Bu söylediklerimin hiçbiri teorik açıklamalar değil. Bir MHP milliyetçisi, kendi ideolojisi ile tutarlı kalabilmek için, Türk olmayana saygı ve ilgi ile yaklaşmak zorundadır. İmparatorluk tecrübesi yaşamış bir toplumdan saldırgan ve ırkçı milliyetçilikler çıkmaz. MHP'nin, aynı zamanda Kürt-Türk düşmanlığı önünde en sağlam engellerden biri olması da bu yüzden.

Etnik köken merakı ırkçılığın masum görünen ilk adımı. İnsanların üretilmiş etnik kökenleri ile siyasî tutumları arasında ilişki kurmak da ikinci adım. Bir insanın insan olarak sahip olduğu değerin üzerine, onun etnik kökenini koyduğunuz zaman ırkçılık yapmış olursunuz. Yüzyıllar boyunca topluma temel şeklini veren kültüre bütünüyle yabancı bir durum. Tam anlamıyla Batı'dan alınma bir hastalık.

"Etnik kökeninde bozukluk" iddiaları, genel kural olarak kişinin başarılarıyla birlikte artıyor. Burnunun ucunu göremeyen, dünyayı anlama yeteneği olmayan kalem sahipleri olan-biteni soyağacı ile açıklamaya girişiyor. Uzun sosyolojik, tarihî ve ekonomik analizler yerine soykütüğü araştırmalarına girişmek kestirme bir yol oluyor. Zekâsı ve bilgisi kıt, üstelik kötü niyetlilerin at koşturacağı bir alan. Etnik köken meraklıları çoğu, öldükleri zaman imamın mezarları başında vereceği talkını neden annelerinin adıyla verdiğini bilmezler.
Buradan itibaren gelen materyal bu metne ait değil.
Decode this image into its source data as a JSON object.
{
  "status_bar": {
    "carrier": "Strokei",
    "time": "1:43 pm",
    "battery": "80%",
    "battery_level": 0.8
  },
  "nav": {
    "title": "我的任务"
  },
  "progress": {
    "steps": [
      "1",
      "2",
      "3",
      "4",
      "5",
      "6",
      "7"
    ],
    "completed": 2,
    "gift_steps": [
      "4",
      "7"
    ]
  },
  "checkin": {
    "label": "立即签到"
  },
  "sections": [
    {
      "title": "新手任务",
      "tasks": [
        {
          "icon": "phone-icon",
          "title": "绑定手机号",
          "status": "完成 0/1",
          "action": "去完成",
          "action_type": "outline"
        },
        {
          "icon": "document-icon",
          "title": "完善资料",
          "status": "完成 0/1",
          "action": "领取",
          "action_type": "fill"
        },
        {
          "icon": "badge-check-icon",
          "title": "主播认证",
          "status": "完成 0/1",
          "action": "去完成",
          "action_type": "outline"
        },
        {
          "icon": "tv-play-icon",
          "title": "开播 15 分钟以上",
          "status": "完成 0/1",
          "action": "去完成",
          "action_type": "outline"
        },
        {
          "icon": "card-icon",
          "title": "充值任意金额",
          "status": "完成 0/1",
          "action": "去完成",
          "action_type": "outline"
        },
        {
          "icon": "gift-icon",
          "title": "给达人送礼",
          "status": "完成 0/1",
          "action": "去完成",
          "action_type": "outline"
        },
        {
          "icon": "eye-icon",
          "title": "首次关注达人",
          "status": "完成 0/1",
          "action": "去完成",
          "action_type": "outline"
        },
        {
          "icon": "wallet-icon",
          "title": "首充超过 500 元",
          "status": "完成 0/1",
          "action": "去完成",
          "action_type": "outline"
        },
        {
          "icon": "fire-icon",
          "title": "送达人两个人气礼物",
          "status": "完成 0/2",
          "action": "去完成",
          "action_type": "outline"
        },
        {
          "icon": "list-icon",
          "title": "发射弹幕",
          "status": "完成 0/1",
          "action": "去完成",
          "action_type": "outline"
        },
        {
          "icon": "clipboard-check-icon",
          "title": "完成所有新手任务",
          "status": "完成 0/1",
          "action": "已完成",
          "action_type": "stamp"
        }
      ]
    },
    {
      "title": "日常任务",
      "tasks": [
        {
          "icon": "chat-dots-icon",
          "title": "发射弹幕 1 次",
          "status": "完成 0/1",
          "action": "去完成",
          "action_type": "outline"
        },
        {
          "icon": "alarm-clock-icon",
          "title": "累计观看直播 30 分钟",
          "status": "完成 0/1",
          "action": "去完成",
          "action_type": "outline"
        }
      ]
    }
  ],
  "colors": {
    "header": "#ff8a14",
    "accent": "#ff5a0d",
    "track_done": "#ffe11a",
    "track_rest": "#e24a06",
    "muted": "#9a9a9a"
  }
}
Ben ırkçılığı bir zihin özrü olarak algılama eğilimindeyim. İki kavramı bir araya getirip fikir açıklayamayanların, siyasette daracık da olsa bir ufuk sahibi olamayanların kendi varlıklarını ispata giriştikleri bir bataklık ırkçılık. Babadan-atadan verasetle intikal etmiş üstünlüklere sahip olanlar, genel kural olarak beyinlerini kullanma ihtiyacı hissetmezler. Irkçılık işte tam da bu yüzden, pek kullanılmayan beyinlere sahip sosyeteye özgü bir dünyayı anlama ve açıklama şekli olarak öne çıkar.

Irkçılık, modern toplumlara özgü bir ilkellik. Öğrenilmiş, eğitimle kazanılmış rafine bir ilkellik. Toplumda var olmayan, sosyetemize özgü bir ilkellik.

CHP'li Arıtman'ın Cumhurbaşkanı'nın etnik kökeni hakkında söyledikleri değil, bir fenomen olarak kendisi önemli. Bizim bu fenomenin ve ırkçılık yapan bu siyasetçinin hâlâ CHP'nin çatısı altında nasıl yer alabildiği üzerinde durmamız lâzım. Bunun için ise sosyetemizin anlam dünyasını ve bu dünyadaki hastalıklara bir bütün halinde eğilmemiz şart.